Subió al escenario con paso tranquilo, el mismo gesto sereno de siempre, como si el mundo girara a su ritmo. Llevaba traje oscuro, el cabello un poco más largo, y una mirada que parecía haber cambiado.
Más madura. Más cansada.
Pero seguía siendo él.

El público lo recibió con aplausos, y yo… con un nudo en la garganta.

Cuando tomó el micrófono, su voz llenó la sala.
—Gracias por estar aquí —dijo con su acento italiano que, por algún motivo, siempre me sonaba a refugio—. Este libro es especial para mí.
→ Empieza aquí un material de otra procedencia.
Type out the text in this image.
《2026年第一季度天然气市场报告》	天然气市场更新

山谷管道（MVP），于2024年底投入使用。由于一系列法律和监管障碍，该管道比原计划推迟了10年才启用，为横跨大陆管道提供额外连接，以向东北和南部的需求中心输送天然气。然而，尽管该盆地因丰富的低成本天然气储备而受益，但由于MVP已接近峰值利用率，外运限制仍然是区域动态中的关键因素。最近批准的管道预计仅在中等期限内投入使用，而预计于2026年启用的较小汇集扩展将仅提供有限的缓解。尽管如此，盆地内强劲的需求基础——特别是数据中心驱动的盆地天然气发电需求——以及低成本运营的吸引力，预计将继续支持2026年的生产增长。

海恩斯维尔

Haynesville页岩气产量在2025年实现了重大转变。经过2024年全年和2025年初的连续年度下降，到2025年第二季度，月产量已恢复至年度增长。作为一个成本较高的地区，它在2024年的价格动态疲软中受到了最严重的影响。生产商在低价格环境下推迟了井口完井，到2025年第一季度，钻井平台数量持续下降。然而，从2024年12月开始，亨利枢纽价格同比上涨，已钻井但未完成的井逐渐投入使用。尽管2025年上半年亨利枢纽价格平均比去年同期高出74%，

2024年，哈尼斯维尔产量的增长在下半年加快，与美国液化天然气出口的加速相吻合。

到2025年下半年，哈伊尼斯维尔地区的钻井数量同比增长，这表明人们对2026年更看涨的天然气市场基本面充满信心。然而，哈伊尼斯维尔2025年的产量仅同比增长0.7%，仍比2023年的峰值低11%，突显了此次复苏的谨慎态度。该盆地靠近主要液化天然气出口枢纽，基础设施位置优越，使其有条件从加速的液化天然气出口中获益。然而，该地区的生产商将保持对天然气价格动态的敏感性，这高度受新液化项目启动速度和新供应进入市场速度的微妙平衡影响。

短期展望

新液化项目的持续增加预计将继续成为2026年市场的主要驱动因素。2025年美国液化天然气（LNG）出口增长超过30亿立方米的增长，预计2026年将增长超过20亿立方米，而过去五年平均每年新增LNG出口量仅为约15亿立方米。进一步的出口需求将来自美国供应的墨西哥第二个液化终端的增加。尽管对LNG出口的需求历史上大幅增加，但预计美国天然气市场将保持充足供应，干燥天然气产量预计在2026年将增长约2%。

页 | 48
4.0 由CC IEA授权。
Es, en muchos sentidos, una historia sobre los silencios… y las palabras que no sabemos traducir.

Una risa suave se escapó de algunos asistentes.
Yo solo bajé la mirada.

Cada frase suya me golpeaba de manera distinta.
Podía reconocer su estilo, pero también algo nuevo: una vulnerabilidad que antes escondía entre metáforas.

Mientras hablaba, miré a mi alrededor.
Nadie me prestaba atención.
Y, sin embargo, me sentía como si una luz invisible me señalara.
Como si en cualquier momento sus ojos fueran a encontrarse con los míos.

—A veces —continuó—, alguien llega a tu vida para enseñarte que el idioma no es solo un conjunto de palabras. Que también se habla con miradas, con gestos, con silencios compartidos.

Mi respiración se cortó.
No podía apartar la vista.
Lo conocía lo suficiente como para saber que esas frases no eran solo parte del discurso preparado.

Y entonces, pasó.

Él levantó la mirada.
Sus ojos recorrieron la sala, se detuvieron por un instante y… me encontró.

Fue solo un segundo.
Pero bastó.

No hubo sorpresa, ni confusión.
Solo una sonrisa.
Pequeña, contenida, pero tan sincera que sentí el corazón arder.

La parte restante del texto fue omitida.